After that, she came every day to grumble outside the puppies’ cage. Objectively speaking, they were adorable. Roly-poly with ears that poked out from their round heads, bodies covered with light, soft hair. That wasn’t how the girl saw it. “Morons. Idiots. Fuckheads. Fucking little doggie-shits,” she said. She twined her fingers around the chain-link fence. “Look at you. So fucking tame. Some fuck feeds you and you’re his.” Each puppy had a tag. She couldn’t read the names, of course, because they were written in the Cyrillic alphabet, but she could read the numbers. Arabic numerals were okay: 44, 45, 46, 47, 48, and then 113, 114. Seven in all. As far as she was concerned the numbers might as well have been names, and so she added them to her list.
She recognized the puppies through the numbers they had been assigned.
This, in part, was what allowed her to focus so intently on them. This, in part, was why she sometimes looked so enchanted as she stood before their cage. Though at the same time, there was something in the unpredictability of their actions that fascinated her, kept her from getting tired of standing there looking .
So she went on visiting the cage, grumbling to the puppies.
“Look at you, tripping like that,” she said. “Can’t even walk right.”
“Little doggie-shits, fucking gnawing on each other,” she said.
“Think you’re so grown up, huh?” she said. “Fucking think again.”
“Assholes,” she said.
There was something good about this part of her schedule. She felt better.
One day, she decided to see how dumb the puppies were. She searched the kitchen and the stores of dog food. She knew what they were fed. Obviously. I watch the Old Bag preparing the shit. She had a hypothesis she wanted to test. “All people have to do is feed you and you’re theirs, right? You fucks. Yeah, I’m talking to you Forty-four. And Forty-five, Forty-six, Forty-seven, Forty-eight, One hundred thirteen, and One hundred fourteen, all of you. Fuckers. I bet you’ll let me feed you too.”
This was her hypothesis.
The result was a chorus of yelping.
Number 44: FEED ME!
Number 114: FEED ME!
Number 45, number 46, number 47, number 48, and number 113: FEED ME! FEED ME! FEED ME! FEED ME! FEED ME!
The second she pushed the food through the fence, they gathered around and began going for it, snapping at it, not even bothering to sniff it and see what it was.
No, they hadn’t yet learned to be wary—not at all. And since they had already been weaned from their mother’s milk, they had no problem eating the sort of “Russian dog food” the girl gave them. She gave them sheep hooves. Leftovers. But they chewed them all the same, licked them all over. There was a bit of meat and gelatin left, if only a little.

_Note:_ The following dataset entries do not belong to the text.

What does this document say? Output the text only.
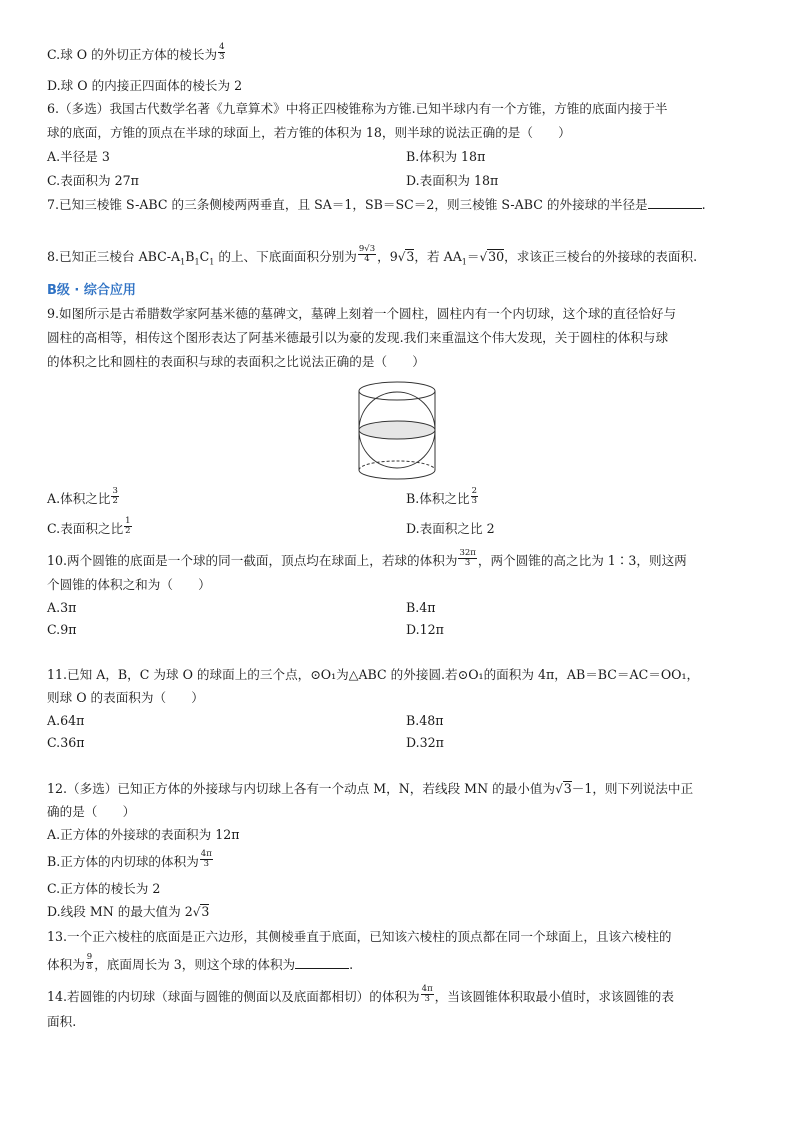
C.球 O 的外切正方体的棱长为 $\frac{4}{3}$
D.球 O 的内接正四面体的棱长为 2
6.（多选）我国古代数学名著《九章算术》中将正四棱锥称为方锥.已知半球内有一个方锥，方锥的底面内接于半
球的底面，方锥的顶点在半球的球面上，若方锥的体积为 18，则半球的说法正确的是（　　）
A.半径是 3	B.体积为 18π
C.表面积为 27π	D.表面积为 18π
7.已知三棱锥 S-ABC 的三条侧棱两两垂直，且 SA＝1，SB＝SC＝2，则三棱锥 S-ABC 的外接球的半径是	.
8.已知正三棱台 ABC-$A_1B_1C_1$ 的上、下底面面积分别为 $\frac{9√3}{4}$ ，9√3，若 $AA_1=√30$，求该正三棱台的外接球的表面积.
B级 · 综合应用
9.如图所示是古希腊数学家阿基米德的墓碑文，墓碑上刻着一个圆柱，圆柱内有一个内切球，这个球的直径恰好与
圆柱的高相等，相传这个图形表达了阿基米德最引以为豪的发现.我们来重温这个伟大发现，关于圆柱的体积与球
的体积之比和圆柱的表面积与球的表面积之比说法正确的是（　　）
A.体积之比 $\frac{3}{2}$	B.体积之比 $\frac{2}{3}$
C.表面积之比 $\frac{1}{2}$	D.表面积之比 2
10.两个圆锥的底面是一个球的同一截面，顶点均在球面上，若球的体积为 $\frac{32\pi}{3}$ ，两个圆锥的高之比为 1∶3，则这两
个圆锥的体积之和为（　　）
A.3π	B.4π
C.9π	D.12π
11.已知 A，B，C 为球 O 的球面上的三个点，⊙O₁为△ABC 的外接圆.若⊙O₁的面积为 4π，AB＝BC＝AC＝OO₁，
则球 O 的表面积为（　　）
A.64π	B.48π
C.36π	D.32π
12.（多选）已知正方体的外接球与内切球上各有一个动点 M，N，若线段 MN 的最小值为√3－1，则下列说法中正
确的是（　　）
A.正方体的外接球的表面积为 12π
B.正方体的内切球的体积为 $\frac{4\pi}{3}$
C.正方体的棱长为 2
D.线段 MN 的最大值为 2√3
13.一个正六棱柱的底面是正六边形，其侧棱垂直于底面，已知该六棱柱的顶点都在同一个球面上，且该六棱柱的
体积为 $\frac{9}{8}$ ，底面周长为 3，则这个球的体积为	.
14.若圆锥的内切球（球面与圆锥的侧面以及底面都相切）的体积为 $\frac{4\pi}{3}$ ，当该圆锥体积取最小值时，求该圆锥的表
面积.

“Happy?” the girl asked. “You like that?”
They looked happy.
“You like stinky crap like that?”
WE’RE HAPPY, the dogs replied. WE LIKE IT.
“See, I knew it,” the girl said, the pride in her words not entirely matched by the unusual stiffness and, simultaneously, the slight relaxation of her expression. “I can make you mine as easily as they can. Look at you, wagging your fucking tails. Fucking morons. Fucking shitheads. That’s Russia for you. Eating this foul-smelling mutton crap because you’ll take any nutrition you can get.”